We in America now face just such a dilemma – whether (a) to indict presidential
candidate Hillary Clinton for mishandling secure documents, and perhaps as well
for using her position as Secretary of State to enrich herself and the Clinton
Foundation she and her husband run, or (b) to not indict her and prove once and
for all that Washington insiders are completely above the law that the rest of
us are subject to.
The
evidence against Hillary Clinton is now overwhelming that she (a) violated the
oath she took when she was granted a security clearance and has mishandled
classified documents, and (b) lied to investigators when she claimed that the
emails she (thought she had ) deleted from her home server were all personal
and included no government documents. In
fact the number of emails on her home server which have been found to contain classified
information now exceed 1300 and still growing, and include at least a couple
that were the highest possible classification – special access documents.
Moreover, investigators have found explicit written instructions from her to
her staff to remove classification markings from documents and send them to her
over her insecure system. Any one of these offenses would put any ordinary
citizen to jail in short order, as has happened to a number of ordinary
workers.
Of
course Washington has a track record of protecting high officials from the harsh
justice the rest of us face. Most recently Ex-CIA head General David Patraeus
gave notebooks full of classified information to his mistress/biographer, but
the government prosecutors, conveniently, felt they could not bring a solid
enough case against either him or his mistress/biographer, so he got a plea
deal with two years’ probation and a fine.
Ex-CIA director John Deutch simply got a presidential pardon for his mishandling
of classified materials.

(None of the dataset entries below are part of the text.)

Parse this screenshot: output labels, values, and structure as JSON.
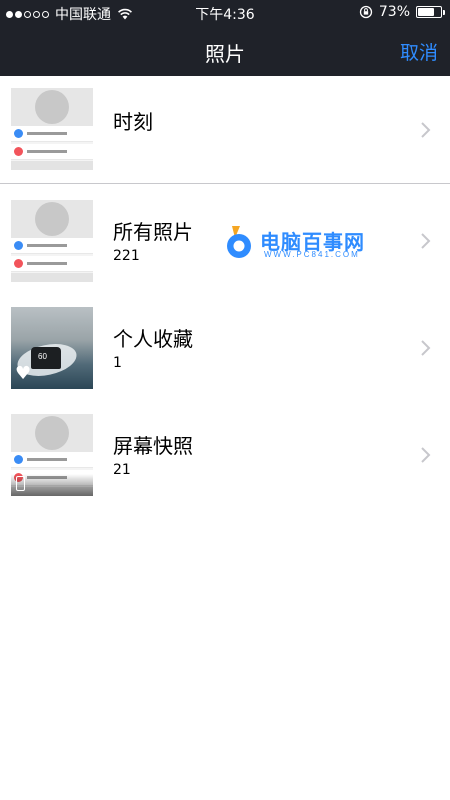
{
  "status_bar": {
    "carrier": "中国联通",
    "time": "下午4:36",
    "battery_percent": "73%",
    "battery_level": 0.73,
    "signal_bars_filled": 2,
    "signal_bars_total": 5
  },
  "nav": {
    "title": "照片",
    "cancel_label": "取消",
    "accent_color": "#2f8cff"
  },
  "albums": [
    {
      "title": "时刻",
      "count": ""
    },
    {
      "title": "所有照片",
      "count": "221"
    },
    {
      "title": "个人收藏",
      "count": "1"
    },
    {
      "title": "屏幕快照",
      "count": "21"
    }
  ],
  "watermark": {
    "name": "电脑百事网",
    "url": "WWW.PC841.COM"
  }
}
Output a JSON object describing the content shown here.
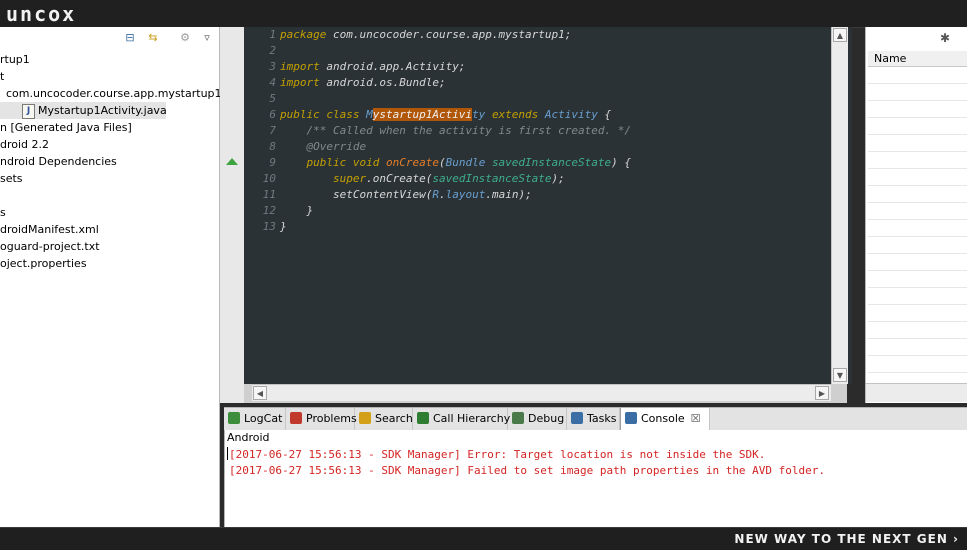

And a number of members of Congress and/or their
staffs have routinely leaked classified information to journalists for
political reasons, and not even been investigated.
On the
other hand lower level officials like John Kiriakou, a former CIA
counter-terrorism operative, spent two years in federal prison and three
additional months under house arrest for leaking the name of a covert CIA
official involved in "enhanced interrogation techniques." Former
State Department official Stephen Kim was sentenced to three-and-a-half years
in prison for revealing classified information about the CIA's effort to
disrupt Iran's nuclear program to journalist James Risen.
So here
is the administration’s dilemma – either (a) indict Hillary and put the
presidential campaign, and the Democratic party as a whole, into chaos, or (b)
don’t indict her and risk a massive public revolution against the obvious abuse
of power. Of course, the administration may
judge that the American people are too passive, and have too short an attention
span, to really do anything effective about this abuse of power by Washington
insiders. And they may be right. If so, the abuses will continue and get even worse,
and we the voting public will have only ourselves to blame for it.